For 7 out of 8 kids who were enrolled in the trial, including Edie, this is exactly what happened – there is no trace of the cancer. Better yet, crizotinib is a pill as opposed to IV chemotherapy, with minimal toxicities associated with it in spite of high dosages, and within days of taking it – it helped reduce fevers, chills and pains that some of the kids were previously experiencing. Knowing that neuroblastoma is hereditary, after testing her mother Emily, it was confirmed that she also had neuroblastoma.

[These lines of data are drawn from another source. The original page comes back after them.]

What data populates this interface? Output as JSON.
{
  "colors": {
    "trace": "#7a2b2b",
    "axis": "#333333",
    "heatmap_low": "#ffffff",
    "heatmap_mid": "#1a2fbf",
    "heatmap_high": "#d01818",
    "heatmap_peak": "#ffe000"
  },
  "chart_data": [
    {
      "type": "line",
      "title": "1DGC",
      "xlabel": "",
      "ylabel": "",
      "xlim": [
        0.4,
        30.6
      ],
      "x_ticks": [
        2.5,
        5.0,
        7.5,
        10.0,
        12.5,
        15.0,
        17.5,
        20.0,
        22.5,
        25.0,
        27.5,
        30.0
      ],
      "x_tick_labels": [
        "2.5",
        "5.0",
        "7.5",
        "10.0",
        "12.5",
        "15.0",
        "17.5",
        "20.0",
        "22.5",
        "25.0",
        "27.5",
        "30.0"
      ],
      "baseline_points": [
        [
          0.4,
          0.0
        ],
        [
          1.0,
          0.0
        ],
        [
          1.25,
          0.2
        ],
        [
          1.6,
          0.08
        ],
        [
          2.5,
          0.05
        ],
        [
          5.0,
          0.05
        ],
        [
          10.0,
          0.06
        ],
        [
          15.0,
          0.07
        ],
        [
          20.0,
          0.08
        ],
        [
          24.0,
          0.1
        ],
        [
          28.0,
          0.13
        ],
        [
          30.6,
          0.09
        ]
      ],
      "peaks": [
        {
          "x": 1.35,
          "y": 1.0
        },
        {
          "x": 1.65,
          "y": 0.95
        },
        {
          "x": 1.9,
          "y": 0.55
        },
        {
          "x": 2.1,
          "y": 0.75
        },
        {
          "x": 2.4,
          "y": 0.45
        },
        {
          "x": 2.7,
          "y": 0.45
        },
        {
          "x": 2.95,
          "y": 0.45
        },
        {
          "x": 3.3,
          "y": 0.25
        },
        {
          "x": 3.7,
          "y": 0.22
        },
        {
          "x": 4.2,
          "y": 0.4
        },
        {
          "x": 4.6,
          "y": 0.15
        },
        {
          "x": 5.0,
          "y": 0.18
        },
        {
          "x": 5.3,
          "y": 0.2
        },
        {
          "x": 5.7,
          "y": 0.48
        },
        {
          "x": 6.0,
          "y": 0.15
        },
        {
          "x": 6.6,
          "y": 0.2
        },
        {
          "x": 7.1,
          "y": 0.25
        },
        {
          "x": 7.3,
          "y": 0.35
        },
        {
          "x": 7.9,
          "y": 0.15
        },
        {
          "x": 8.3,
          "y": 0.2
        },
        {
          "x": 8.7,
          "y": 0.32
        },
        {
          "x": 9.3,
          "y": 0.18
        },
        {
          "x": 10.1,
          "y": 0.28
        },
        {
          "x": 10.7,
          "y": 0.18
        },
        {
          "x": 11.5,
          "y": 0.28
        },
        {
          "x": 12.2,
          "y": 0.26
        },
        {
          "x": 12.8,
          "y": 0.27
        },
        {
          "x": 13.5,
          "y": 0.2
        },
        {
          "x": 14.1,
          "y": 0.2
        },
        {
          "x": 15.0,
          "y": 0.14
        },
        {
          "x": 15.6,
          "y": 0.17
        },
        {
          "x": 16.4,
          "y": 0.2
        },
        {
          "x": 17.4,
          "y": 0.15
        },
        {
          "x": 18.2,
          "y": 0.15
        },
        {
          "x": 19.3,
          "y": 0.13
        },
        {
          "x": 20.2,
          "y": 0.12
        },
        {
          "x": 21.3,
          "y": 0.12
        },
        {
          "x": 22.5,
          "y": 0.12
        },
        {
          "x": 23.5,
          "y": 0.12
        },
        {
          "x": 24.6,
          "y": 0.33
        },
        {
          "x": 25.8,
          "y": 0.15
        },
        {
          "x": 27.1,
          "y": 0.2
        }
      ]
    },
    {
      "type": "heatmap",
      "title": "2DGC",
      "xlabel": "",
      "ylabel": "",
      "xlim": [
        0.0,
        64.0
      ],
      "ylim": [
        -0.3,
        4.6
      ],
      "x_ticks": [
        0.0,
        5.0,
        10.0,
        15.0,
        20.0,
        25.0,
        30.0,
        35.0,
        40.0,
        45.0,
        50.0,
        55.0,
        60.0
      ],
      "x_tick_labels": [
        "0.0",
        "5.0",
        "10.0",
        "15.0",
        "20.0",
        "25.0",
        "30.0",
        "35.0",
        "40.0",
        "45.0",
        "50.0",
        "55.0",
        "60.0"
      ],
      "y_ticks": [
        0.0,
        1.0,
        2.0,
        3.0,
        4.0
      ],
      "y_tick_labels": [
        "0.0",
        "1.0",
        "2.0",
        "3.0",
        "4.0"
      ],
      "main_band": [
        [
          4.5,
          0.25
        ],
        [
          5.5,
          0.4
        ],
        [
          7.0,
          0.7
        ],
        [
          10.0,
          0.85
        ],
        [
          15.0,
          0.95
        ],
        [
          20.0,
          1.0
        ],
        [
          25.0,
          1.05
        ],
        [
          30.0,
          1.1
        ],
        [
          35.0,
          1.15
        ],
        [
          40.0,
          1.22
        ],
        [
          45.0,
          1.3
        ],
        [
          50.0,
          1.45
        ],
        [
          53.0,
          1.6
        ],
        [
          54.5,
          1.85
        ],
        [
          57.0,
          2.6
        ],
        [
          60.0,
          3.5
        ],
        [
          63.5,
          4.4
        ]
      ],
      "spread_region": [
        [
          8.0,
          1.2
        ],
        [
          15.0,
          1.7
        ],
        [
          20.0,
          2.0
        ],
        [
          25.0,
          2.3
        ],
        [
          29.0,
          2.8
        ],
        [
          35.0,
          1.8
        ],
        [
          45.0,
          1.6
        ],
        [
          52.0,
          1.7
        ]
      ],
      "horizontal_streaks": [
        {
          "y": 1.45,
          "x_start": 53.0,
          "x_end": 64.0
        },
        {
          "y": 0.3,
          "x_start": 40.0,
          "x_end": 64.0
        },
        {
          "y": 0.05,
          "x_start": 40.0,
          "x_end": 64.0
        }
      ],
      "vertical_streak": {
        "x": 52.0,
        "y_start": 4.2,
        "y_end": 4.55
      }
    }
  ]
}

The research team, lead by Yael Mosse, MD, Director of Neuroblastoma Development Therapeutics Program at the Children’s Hospital of Philadelphia, noted that this kind of targeted therapy is encouraging not only because of its ability to treat the cancer, but also for having potentially less effects on healthy tissue. With the help of Dr. Yael Mosse, this targeted theraphy saved both Edie and Emily's lives.